Nunca o disse a ninguém, mas sempre me irritou profundame­nte este tipo de raciocínio e de atitude, ainda que eu próprio me tivesse afeiçoado a ambos durante uns tempos, quando era mais novo e imberbe – esta obstinação terrível em maldizer a terra onde nascemos ou onde estamos de passagem e não compreende­mos nada, como se o resto do mundo não fosse igualmente pequeno e tacanho, só porque há lugares onde se ganha mais e trabalha menos e a língua que se usa é estrangeir­a. Enerva-me a ideia de que a existência assenta apenas nestas premissas – ouro e labor no país do esplendor e o resto fora dali não vale nada, incluindo o amor, o pudor, o rigor. Que miséria!

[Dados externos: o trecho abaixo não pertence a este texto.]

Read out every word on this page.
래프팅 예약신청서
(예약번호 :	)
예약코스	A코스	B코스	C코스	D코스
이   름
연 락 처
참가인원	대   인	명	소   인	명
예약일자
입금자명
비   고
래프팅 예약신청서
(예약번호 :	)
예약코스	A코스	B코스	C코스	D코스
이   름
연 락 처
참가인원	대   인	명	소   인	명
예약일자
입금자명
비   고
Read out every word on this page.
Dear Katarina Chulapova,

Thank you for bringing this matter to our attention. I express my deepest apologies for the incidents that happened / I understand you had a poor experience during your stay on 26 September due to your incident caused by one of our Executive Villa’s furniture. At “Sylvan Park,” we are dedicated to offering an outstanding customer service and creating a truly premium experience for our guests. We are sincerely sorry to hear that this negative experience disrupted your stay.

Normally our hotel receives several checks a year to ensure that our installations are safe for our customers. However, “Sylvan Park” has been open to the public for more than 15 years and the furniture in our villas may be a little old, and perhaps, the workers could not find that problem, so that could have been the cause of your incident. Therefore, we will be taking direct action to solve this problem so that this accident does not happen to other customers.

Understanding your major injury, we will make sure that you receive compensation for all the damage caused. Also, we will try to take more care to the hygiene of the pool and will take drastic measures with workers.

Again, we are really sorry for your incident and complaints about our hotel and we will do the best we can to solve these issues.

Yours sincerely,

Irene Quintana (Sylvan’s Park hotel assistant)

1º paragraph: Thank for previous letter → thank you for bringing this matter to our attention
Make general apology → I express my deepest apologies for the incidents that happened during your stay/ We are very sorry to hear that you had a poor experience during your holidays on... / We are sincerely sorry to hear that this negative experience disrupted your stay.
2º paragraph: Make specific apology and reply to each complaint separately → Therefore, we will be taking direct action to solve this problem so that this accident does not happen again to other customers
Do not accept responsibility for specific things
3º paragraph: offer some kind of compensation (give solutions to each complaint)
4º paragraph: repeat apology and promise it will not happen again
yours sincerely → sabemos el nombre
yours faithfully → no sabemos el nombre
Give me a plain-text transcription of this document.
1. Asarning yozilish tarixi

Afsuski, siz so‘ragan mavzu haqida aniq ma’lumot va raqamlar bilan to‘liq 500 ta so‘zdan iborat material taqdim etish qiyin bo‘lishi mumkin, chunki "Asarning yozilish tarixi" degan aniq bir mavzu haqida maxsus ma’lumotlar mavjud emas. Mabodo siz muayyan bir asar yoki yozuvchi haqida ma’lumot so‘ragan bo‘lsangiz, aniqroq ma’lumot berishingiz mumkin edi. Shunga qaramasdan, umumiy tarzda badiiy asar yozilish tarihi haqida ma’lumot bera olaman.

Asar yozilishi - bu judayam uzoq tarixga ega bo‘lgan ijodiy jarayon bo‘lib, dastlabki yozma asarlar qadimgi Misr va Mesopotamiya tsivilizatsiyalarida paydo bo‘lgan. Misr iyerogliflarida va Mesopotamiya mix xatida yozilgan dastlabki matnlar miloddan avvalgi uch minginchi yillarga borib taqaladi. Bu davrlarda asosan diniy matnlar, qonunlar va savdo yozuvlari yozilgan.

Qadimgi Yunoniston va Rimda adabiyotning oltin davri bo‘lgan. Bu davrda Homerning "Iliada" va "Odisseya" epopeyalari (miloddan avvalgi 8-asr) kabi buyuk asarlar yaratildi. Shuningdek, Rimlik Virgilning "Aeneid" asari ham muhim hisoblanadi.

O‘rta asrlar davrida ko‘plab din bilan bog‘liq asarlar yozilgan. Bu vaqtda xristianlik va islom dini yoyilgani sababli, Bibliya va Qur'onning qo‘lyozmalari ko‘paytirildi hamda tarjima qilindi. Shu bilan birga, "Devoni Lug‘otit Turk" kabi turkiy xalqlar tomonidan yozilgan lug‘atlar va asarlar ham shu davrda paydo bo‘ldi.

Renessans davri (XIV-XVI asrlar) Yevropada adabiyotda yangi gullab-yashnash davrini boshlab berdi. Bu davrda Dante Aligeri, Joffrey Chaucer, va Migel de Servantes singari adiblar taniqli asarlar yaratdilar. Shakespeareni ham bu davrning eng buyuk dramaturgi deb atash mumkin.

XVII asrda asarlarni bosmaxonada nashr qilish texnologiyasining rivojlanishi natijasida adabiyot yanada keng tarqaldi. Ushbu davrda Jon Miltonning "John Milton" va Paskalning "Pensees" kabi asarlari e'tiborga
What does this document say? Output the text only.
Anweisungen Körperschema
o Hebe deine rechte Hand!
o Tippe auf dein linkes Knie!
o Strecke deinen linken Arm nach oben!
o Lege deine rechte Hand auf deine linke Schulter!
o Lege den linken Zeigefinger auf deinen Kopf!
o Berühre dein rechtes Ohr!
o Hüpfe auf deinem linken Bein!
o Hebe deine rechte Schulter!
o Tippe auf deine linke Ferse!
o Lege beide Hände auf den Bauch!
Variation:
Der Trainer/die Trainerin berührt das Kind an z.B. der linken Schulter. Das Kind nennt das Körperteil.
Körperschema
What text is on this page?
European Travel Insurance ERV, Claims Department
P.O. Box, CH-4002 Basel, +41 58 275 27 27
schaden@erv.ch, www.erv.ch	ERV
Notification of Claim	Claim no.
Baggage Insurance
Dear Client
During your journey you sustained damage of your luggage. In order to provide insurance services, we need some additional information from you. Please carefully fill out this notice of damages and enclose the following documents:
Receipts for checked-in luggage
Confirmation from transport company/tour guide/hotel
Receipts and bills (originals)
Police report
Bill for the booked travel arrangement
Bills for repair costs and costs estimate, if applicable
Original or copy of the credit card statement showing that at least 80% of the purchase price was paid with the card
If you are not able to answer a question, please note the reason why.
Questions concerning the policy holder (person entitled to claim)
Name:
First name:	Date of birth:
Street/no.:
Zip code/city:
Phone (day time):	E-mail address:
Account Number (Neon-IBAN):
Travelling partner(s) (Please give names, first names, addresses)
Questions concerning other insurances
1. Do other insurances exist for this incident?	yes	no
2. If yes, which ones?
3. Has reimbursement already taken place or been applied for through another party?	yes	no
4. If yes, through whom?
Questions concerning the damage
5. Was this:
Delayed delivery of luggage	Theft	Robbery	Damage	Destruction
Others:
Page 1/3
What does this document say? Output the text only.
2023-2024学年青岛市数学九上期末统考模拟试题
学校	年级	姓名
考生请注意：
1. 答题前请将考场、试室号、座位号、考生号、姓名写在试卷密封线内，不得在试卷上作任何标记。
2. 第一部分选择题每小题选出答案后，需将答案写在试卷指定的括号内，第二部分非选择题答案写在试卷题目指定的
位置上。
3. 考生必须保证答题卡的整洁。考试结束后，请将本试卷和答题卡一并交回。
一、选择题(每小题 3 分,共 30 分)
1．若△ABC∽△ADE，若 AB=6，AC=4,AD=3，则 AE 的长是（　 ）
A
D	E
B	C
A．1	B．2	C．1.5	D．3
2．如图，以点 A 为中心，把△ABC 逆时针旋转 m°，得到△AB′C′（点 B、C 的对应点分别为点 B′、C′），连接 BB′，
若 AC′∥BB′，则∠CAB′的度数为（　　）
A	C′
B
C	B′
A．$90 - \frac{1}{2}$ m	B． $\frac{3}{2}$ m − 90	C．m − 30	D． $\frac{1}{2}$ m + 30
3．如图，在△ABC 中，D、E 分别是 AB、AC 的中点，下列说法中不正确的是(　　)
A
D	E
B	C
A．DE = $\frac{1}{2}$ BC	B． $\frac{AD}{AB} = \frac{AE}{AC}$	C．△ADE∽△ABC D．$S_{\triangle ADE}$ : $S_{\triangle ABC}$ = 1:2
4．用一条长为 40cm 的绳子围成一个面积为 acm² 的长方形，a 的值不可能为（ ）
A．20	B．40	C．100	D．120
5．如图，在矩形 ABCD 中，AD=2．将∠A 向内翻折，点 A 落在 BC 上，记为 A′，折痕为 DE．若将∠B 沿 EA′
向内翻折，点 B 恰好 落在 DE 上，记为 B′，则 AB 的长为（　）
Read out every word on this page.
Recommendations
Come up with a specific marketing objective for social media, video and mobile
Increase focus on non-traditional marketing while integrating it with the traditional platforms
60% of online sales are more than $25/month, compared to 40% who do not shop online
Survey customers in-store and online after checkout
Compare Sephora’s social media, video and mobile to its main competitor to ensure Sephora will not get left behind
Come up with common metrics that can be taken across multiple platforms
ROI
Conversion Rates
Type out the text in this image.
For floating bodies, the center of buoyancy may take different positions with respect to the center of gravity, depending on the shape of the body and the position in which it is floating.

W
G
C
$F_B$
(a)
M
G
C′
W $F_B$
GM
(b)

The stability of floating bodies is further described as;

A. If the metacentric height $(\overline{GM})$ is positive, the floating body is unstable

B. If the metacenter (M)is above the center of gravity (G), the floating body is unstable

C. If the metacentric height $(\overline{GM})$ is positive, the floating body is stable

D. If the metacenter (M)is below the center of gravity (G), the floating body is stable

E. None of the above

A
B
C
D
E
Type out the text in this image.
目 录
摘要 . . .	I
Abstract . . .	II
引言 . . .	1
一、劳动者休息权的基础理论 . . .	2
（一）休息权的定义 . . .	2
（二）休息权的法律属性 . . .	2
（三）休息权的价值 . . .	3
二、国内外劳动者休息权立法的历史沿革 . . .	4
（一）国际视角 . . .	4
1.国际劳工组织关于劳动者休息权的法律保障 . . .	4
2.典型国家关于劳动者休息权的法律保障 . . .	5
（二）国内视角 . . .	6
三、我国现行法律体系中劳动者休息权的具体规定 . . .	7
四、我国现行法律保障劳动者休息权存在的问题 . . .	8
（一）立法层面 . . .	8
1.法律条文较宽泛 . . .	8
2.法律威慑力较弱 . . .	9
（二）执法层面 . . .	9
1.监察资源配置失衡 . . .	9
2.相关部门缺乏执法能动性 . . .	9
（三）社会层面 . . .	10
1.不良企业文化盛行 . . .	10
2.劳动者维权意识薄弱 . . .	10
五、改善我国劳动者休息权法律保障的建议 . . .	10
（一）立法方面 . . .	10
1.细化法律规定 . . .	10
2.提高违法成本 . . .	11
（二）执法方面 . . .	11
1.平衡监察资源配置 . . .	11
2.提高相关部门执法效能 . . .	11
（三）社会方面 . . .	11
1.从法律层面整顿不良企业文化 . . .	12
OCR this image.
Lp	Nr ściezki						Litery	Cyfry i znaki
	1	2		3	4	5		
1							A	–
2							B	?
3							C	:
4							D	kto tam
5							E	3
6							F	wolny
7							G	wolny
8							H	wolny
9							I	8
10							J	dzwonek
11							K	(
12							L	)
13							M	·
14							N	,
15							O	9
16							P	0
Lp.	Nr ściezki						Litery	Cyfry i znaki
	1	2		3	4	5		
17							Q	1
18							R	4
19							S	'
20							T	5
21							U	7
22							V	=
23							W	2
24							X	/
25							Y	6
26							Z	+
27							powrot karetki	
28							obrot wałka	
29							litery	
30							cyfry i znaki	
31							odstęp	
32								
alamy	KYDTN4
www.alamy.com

Sim, houve uma época em que eu também cortava os pulsos se tivesse de viver aqui, no paraíso, e precisei de muitos anos para compreende­r a gritante falta de mundo que este desejo continha. Pensar assim só nos tolhe os horizontes e enche de preconceit­os e outras merdas ainda piores. Quem ama a vida, apaixona-se por todos os lugares que conhece, mesmo aqueles onde impera o horror. Quem ama a vida não corta os pulsos por nada em lado algum porque é capaz de encontrar sinais de magia em toda a parte e em todas as coisas, ainda que chore ou sofra muito por isso. De repente, ali está a flor.

Digo-vos: só comecei a viajar depois de ter aceitado que esta é a natureza das coisas e então, sim, enriqueci, enriqueci muito, mas sempre sem tostão no bolso.

Quem me ouve falar assim, pode pensar que eu sou pobre, vagabundo, aventureir­o. Nada disso. Sou um tipo normal, comum, tantas vezes medíocre. É verdade que nunca tive muito dinheiro e em certas ocasiões ele faltou-me mesmo, mas não passei fome, nem frio por isso. Por outro lado, não viajo assim tanto nem tão regularmen­te como parece.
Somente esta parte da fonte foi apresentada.